When I finally got the strength to break up with my boyfriend I decided from that point on I would focus on myself, I was worth more then the image I has previously put out, I would not be giving myself up to some guy, and I would NOT ever be refereed to as a piece of behind- If a guy really wanted to be with me he would respect my decision not to have sex right away and he would have to prove to me that he was worth my time. This wouldn’t be a problem if he was a good guy.

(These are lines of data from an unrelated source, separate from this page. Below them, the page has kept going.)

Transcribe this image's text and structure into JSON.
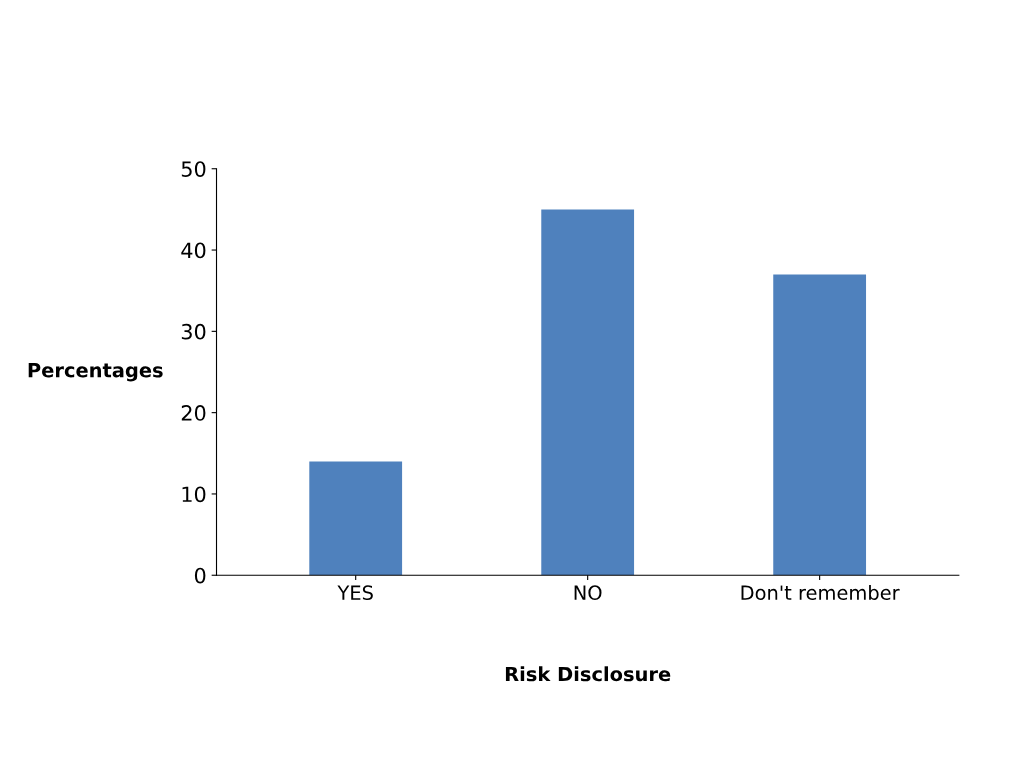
{
  "chart_data": {
    "type": "bar",
    "xlabel": "Risk Disclosure",
    "ylabel": "Percentages",
    "categories": [
      "YES",
      "NO",
      "Don't remember"
    ],
    "values": [
      14,
      45,
      37
    ],
    "color": "#4f81bd",
    "ylim": [
      0,
      50
    ],
    "yticks": [
      0,
      10,
      20,
      30,
      40,
      50
    ],
    "grid": false
  }
}
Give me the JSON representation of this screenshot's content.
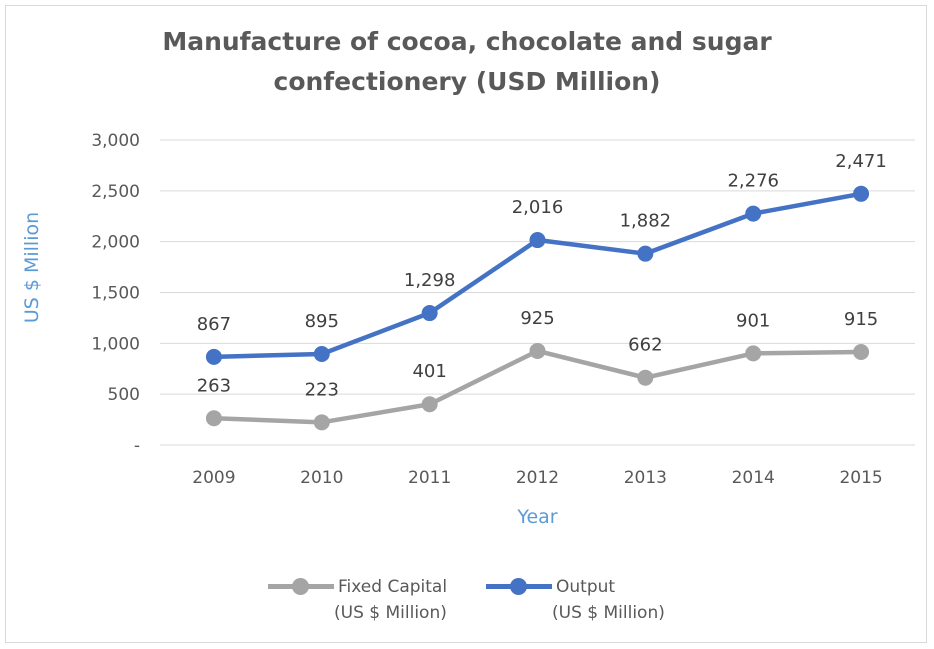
{
  "chart_data": {
    "type": "line",
    "title_lines": [
      "Manufacture of cocoa, chocolate and sugar",
      "confectionery (USD Million)"
    ],
    "xlabel": "Year",
    "ylabel": "US $ Million",
    "categories": [
      "2009",
      "2010",
      "2011",
      "2012",
      "2013",
      "2014",
      "2015"
    ],
    "ylim": [
      0,
      3000
    ],
    "y_ticks": [
      {
        "value": 0,
        "label": "-"
      },
      {
        "value": 500,
        "label": "500"
      },
      {
        "value": 1000,
        "label": "1,000"
      },
      {
        "value": 1500,
        "label": "1,500"
      },
      {
        "value": 2000,
        "label": "2,000"
      },
      {
        "value": 2500,
        "label": "2,500"
      },
      {
        "value": 3000,
        "label": "3,000"
      }
    ],
    "grid": true,
    "legend_position": "bottom",
    "series": [
      {
        "name_lines": [
          "Fixed Capital",
          "(US $ Million)"
        ],
        "color": "#a5a5a5",
        "values": [
          263,
          223,
          401,
          925,
          662,
          901,
          915
        ],
        "labels": [
          "263",
          "223",
          "401",
          "925",
          "662",
          "901",
          "915"
        ]
      },
      {
        "name_lines": [
          "Output",
          "(US $ Million)"
        ],
        "color": "#4472c4",
        "values": [
          867,
          895,
          1298,
          2016,
          1882,
          2276,
          2471
        ],
        "labels": [
          "867",
          "895",
          "1,298",
          "2,016",
          "1,882",
          "2,276",
          "2,471"
        ]
      }
    ]
  }
}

I made this promise to myself a year ago and so far I have been true to it. I couldn’t be more satisfied, happy and proud of myself. Since I stopped chasing after guys and started respecting myself my life has improved in basically every aspect. I no longer have any piggish guys in my life, I am no longer involved in any catty girl fights over boys, and I’m no longer left feeling used. I went from a straight D student my freshman and sophomore year to a straight A student my entire junior and current senior year. I can finally hold a job where as before I would be to concerned with what my boyfriend or the guy I was interested in was doing while I was at work. I have also made SO many new girlfriends (which I am extremely thankful for <3), but most of all I have earned RESPECT from the men and women in my community. I am no longer treated like a BOOTY call. I am a strong independent woman.
I really am grateful for the lesson I have learned- It still boggles my mind that changing one thing in my life (focusing on myself instead of chasing after guys), has helped me improve so many aspects of my life.